California Surrogacy Law: What You Need to Know

Laws regarding surrogacy are not uniform from one state to another in America. One of the leading misconceptions intended parents have is that when they are ready to begin their surrogacy journey, they will be able to do so with ease within their home state. For some, including those who reside in the state of California, this may be true. Unfortunately, for others, gestational surrogacy agreements are prohibited, and the experience can require additional planning, travel and expense.

U.S. surrogacy law from state to state
Intended parents researching surrogacy laws will become familiar with terminology labeling a state as either “surrogacy friendly” or “not surrogacy friendly.” This is in regard to how a given state’s laws approach surrogacy contracts — some states allow agreements to take place; some allow agreements, but with certain caveats (for example, whether the surrogate is compensated); and other states fail to acknowledge — or they outright prohibit — surrogacy.

It’s very important for intended parents seeking a surrogacy arrangement to review the laws within their state relating to third-party reproduction.
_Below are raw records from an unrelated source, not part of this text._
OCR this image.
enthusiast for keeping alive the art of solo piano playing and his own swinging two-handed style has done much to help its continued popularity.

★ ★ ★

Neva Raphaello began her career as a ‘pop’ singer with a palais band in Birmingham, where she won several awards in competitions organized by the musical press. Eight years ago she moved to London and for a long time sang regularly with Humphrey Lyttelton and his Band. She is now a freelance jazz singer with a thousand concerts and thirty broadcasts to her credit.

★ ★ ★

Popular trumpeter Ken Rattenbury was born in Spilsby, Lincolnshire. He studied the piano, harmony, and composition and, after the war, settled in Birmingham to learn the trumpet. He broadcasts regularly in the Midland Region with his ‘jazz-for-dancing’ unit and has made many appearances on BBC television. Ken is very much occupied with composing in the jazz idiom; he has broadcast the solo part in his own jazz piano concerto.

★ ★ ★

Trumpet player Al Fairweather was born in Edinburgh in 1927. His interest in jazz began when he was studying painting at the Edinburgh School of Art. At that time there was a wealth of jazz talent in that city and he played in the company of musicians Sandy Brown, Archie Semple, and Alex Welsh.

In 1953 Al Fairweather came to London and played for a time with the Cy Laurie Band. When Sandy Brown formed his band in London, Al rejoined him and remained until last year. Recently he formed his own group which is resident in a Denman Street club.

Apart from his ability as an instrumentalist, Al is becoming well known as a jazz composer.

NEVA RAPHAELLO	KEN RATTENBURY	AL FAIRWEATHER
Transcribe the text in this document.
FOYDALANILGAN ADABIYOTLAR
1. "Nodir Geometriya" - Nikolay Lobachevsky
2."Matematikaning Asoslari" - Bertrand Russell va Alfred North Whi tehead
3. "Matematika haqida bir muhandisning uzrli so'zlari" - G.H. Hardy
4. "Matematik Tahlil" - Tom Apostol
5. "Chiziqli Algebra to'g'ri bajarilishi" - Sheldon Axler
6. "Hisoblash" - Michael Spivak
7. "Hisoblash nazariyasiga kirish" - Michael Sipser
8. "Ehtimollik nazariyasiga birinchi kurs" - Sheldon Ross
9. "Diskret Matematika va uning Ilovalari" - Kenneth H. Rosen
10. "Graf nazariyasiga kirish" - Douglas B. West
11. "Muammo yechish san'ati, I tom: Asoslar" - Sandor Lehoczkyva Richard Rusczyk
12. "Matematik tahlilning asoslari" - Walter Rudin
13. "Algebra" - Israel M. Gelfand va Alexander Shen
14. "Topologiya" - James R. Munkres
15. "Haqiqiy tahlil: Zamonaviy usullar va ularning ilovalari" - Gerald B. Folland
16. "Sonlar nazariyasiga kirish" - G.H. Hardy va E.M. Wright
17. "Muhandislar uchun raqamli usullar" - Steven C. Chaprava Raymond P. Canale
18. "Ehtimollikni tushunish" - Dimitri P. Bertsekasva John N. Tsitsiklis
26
In cases where intended parents reside in a state that is not surrogacy friendly, they may have to work with a surrogate mother who resides in a different state. This is why many intended parents traveling from outside the U.S. choose to work with a surrogate in states such as California, because surrogacy may not be allowed in their home country. So they travel to states where the law is favorable to working with a surrogate.

California surrogacy law
Among those states considered to be surrogacy friendly, California is favored for the following reasons:

  • In California, intended parents are able to establish their legal parental rights prior to the birth of their child/children without having to complete adoption proceedings. The need to complete adoption proceedings is required in many other states in the U.S.
  • In California, intended parents are not required to be married in order to establish legal parental rights.
  • In California, intended parents who are LGBT can establish legal parental rights prior to the birth of their child/children.

Even though surrogacy friendly, California does require the following:

  • Both intended parents and the gestational surrogate must have their own legal representation; this is required and means that the involved parties cannot share legal counsel.
  • The surrogacy contract must be notarized and done so prior to the use of medications used to begin assisted reproduction services, such as the embryo transfer.